We were having an argument.
He was sitting across from me, surrounded by books. His legs were crossed, his eyes were focused on mine, and the fingers of his left hand were rested on his lips and cheek—a pose that signified he was intently listening, and which had the added effect of making his untamable hair look even more like a prophet’s or a Hasidic Tzaddik’s—a Just Man’s.
Our argument was purely academic and artistic. I liked No Country for Old Men; he didn’t.
After I pleaded my case, he looked at me for a while, closed his eyes, then began asking questions. “Didn’t you think the plot was unbelievable? … Why would the villain be able to just walk away at the end? … Where was the justice in the film? … Where was the moral dimension?”
Admittedly, none of my answers were worthy of his questions, but being young and headstrong, I held to my position. At the end, Dr. Wiesel smiled and wished me a good rest of the day until we were to meet for class again.
Looking back, I can’t believe my cheek. What gave me the right to disagree with a Nobel Laureate, a published author, a social activist and a keen-minded philosopher like Elie Wiesel?
I could only do so because of the type of person he was.
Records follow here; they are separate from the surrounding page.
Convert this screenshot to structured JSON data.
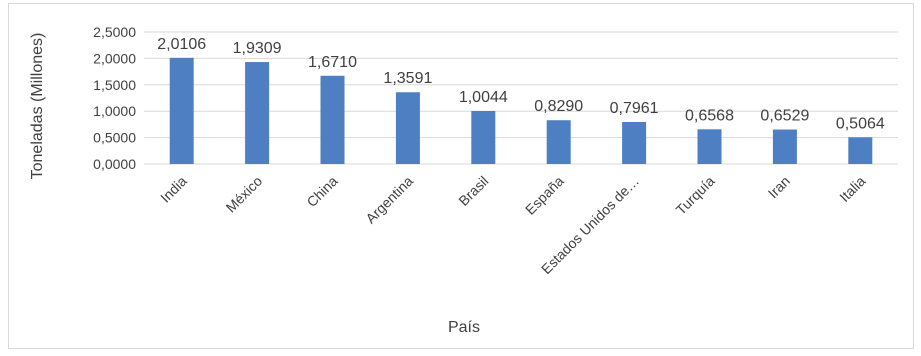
{
  "colors": {
    "bar": "#4e7fc3",
    "gridline": "#d9d9d9",
    "text": "#404040"
  },
  "chart_data": {
    "type": "bar",
    "title": "",
    "xlabel": "País",
    "ylabel": "Toneladas (Millones)",
    "ylim": [
      0,
      2.5
    ],
    "yticks": [
      "0,0000",
      "0,5000",
      "1,0000",
      "1,5000",
      "2,0000",
      "2,5000"
    ],
    "categories": [
      "India",
      "México",
      "China",
      "Argentina",
      "Brasil",
      "España",
      "Estados Unidos de…",
      "Turquía",
      "Iran",
      "Italia"
    ],
    "values": [
      2.0106,
      1.9309,
      1.671,
      1.3591,
      1.0044,
      0.829,
      0.7961,
      0.6568,
      0.6529,
      0.5064
    ],
    "data_labels": [
      "2,0106",
      "1,9309",
      "1,6710",
      "1,3591",
      "1,0044",
      "0,8290",
      "0,7961",
      "0,6568",
      "0,6529",
      "0,5064"
    ],
    "grid": true,
    "legend": "none"
  }
}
With me, and with all of his other students, Dr. Wiesel lifted us up to his level. He treated us as equals, and he considered himself a fellow—and perpetual—student.
Because no one could listen the way Dr. Wiesel listened. Whether he was listening to students or professors, presidents or preschoolers, Elie Wiesel listened with his whole soul. Some people are engrossing talkers; he was a captivating listener.
Because Dr. Wiesel made everyone who met him feel like he was a friend. “It may be hard,” he’d say, “but a person can live without love. A person cannot live without friendship.” By this measurement, he gave many, many people reason to live.
Because through Dr. Wiesel, I’d learned that asking questions and challenging authority, when done from a place of reverence and respect, creates a closeness even stronger than faith. He taught me that to wrestle with God is to embrace God, and to wrestle with our teachers’ opinions was to draw closer to our teachers’ souls.
Now that Dr. Wiesel is gone, I’ll never again be able to sit across from him and debate the merits of popular films. And yet (his favorite words were “and yet”), I am unspeakably grateful for those moments and for the legacy of words Dr. Wiesel left behind. Over the last few days, I’ve read through his books The Oath and Somewhere a Master, if only to hear his voice again. And when I have questions about what he means when he writes about Azrael’s silence, or if I take issue with his assertion that Pinchas of Koretz believed all people can bring about the coming of the Messiah, I feel closer again to Dr. Wiesel, my mentor, my teacher, my friend.